No act, they live and die with Bears

Ernest Tucker

Originally published Jan. 11, 1986

Chicago’s growing Hollywood film colony won’t have any trouble choosing Sweet Home Chicago’s Bears over the Los Angeles Rams when they play tomorrow.

While Chicago’s theater community has gotten hot in recent years, creating a big demand for Chicago actors in Hollywood and New York, the Windy City natives have not let the change of climate melt Chicago from their hearts.

“The Bears and the Cubs – they’re everything,” said actor William L. Petersen. “They’re our link.

“We grew up with these teams, watching the Bears.” Petersen’s headbanging intensity in the play “In the Belly of the Beast” reminds people of the Bears’ Richard Dent or Dick Butkus.

Although he recently starred in the movie “To Live and Die in L.A.,” Petersen said he lives and dies in Chicago – and has returned for a few months to act in a soon-to-open Remains Theater play, “Days and Nights Within,” at the Organic.

As a measure of his Bears devotion, he bought scalped tickets to the Bears-Giants game for himself and three friends, hired a limousine and cheered.

Likewise, actor Bill Murray and his brother, Brian Doyle-Murray, were toddlin’ around Chicago this past week and rooting for the grizzlies.

While many can’t forsake the business in Hollywood, they won’t forget the Bears tomorrow.

“The best place to be is Chicago,” said Chicago-born director William Friedkin. “However, like the rest of the country, I’ll be watching, listening and hoping.” The filmmaker, who is preparing for a TV movie of the week and a feature with Petersen titled “Rampage,” displayed his Windy City heritage.

“Like every Chicagoan, I’ve waited a long time for this,” he said. “My thoughts are with Mr. George Halas and how pleased he would’ve been about the fulfillment of what he created.”

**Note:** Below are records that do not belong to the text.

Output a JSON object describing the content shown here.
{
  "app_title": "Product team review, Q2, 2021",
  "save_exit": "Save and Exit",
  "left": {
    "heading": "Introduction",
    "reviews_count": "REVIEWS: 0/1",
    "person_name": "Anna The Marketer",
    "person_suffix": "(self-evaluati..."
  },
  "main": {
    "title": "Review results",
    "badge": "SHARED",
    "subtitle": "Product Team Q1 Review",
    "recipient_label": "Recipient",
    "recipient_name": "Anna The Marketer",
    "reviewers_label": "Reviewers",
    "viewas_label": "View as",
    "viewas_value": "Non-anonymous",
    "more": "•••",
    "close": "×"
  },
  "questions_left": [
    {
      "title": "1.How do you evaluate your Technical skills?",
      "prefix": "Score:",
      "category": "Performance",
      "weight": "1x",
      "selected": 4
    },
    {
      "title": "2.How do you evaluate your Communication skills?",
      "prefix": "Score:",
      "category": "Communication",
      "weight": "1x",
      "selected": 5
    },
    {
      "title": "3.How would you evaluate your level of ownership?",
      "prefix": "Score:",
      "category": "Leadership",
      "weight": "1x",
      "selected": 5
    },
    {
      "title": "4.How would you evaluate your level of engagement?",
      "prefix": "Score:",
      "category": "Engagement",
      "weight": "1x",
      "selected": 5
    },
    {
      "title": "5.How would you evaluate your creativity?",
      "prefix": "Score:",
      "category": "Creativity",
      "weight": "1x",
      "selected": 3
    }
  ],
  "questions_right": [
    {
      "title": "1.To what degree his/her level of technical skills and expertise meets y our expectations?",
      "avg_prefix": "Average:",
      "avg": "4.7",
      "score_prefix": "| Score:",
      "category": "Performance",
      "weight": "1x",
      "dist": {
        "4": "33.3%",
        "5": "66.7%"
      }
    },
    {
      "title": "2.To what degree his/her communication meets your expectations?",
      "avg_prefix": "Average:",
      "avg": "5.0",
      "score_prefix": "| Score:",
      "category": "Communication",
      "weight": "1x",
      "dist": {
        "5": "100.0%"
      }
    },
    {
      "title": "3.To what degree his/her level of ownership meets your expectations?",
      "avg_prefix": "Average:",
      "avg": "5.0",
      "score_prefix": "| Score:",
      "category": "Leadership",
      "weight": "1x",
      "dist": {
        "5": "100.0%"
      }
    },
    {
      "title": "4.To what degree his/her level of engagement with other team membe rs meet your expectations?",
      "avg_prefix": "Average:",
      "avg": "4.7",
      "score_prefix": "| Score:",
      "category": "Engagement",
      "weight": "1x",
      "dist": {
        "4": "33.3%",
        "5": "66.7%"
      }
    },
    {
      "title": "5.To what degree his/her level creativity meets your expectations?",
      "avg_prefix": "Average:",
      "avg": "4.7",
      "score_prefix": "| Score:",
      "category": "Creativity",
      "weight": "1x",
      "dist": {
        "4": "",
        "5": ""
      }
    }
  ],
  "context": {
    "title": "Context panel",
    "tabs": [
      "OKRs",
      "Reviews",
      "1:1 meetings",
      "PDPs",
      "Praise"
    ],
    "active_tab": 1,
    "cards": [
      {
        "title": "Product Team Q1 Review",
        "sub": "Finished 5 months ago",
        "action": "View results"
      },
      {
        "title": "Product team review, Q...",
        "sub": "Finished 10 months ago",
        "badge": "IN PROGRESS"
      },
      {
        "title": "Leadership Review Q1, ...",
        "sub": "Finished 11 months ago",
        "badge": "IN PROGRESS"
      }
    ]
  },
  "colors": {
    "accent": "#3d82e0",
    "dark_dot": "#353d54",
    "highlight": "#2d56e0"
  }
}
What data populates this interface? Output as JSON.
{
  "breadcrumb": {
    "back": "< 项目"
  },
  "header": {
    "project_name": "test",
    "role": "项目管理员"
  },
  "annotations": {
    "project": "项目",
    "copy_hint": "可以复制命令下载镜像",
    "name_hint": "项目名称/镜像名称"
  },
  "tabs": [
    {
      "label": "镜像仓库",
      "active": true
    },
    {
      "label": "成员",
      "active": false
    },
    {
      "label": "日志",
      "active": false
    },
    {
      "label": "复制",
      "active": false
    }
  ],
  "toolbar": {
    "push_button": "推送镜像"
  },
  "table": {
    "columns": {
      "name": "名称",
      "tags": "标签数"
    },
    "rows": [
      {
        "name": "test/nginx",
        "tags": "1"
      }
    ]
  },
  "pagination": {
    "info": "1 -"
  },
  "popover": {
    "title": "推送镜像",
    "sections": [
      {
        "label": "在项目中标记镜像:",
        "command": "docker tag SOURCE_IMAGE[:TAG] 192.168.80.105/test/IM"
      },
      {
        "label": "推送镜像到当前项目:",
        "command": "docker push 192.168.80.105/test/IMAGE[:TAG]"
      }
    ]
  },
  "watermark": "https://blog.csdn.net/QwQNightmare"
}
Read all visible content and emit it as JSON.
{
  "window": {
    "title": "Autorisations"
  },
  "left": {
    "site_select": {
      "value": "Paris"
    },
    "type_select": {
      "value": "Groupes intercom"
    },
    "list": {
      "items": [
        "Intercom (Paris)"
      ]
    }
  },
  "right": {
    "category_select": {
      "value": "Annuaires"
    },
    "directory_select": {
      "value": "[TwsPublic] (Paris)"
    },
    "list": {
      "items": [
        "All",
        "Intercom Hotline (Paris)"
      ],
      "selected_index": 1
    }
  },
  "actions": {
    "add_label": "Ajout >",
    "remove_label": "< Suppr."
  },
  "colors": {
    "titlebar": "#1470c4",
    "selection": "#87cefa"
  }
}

Onetime ghostbuster and Second City veteran Harold Ramis said he was not a tremendous football fan, “but I get excited at playoff time. I sense everybody’s rooting for the Bears,” Ramis said.

Ramis said his friend SCTV actor Joe Flaherty, who is from Pittsburgh, has adopted the Bears because he feels “they’re like the Steelers when the Steelers were coming into their glory. There’s something bold and risk-taking about them.”

But, like all lifelong Chicagoans, Ramis said, “probably most harbor the fear that the Bears will be accidentally beaten.”

Ramis, who is working on a film with comic Rodney Dangerfield, said he won’t throw a party because the game airs at 9:30 a.m. in Los Angeles.

“I’ll just stumble out of bed and watch it,” he said.

“I hear so much about the Rams, I can’t watch the news,” said Hollywood producer Cindy Chvatal, also a Remains alum and Bear devotee. Her faith is undaunted: “I’ve got so much money riding on this game, they can’t lose.”

When it comes to cheering, Chicagoans in Hollywood don’t have to act. This one’s from the heart.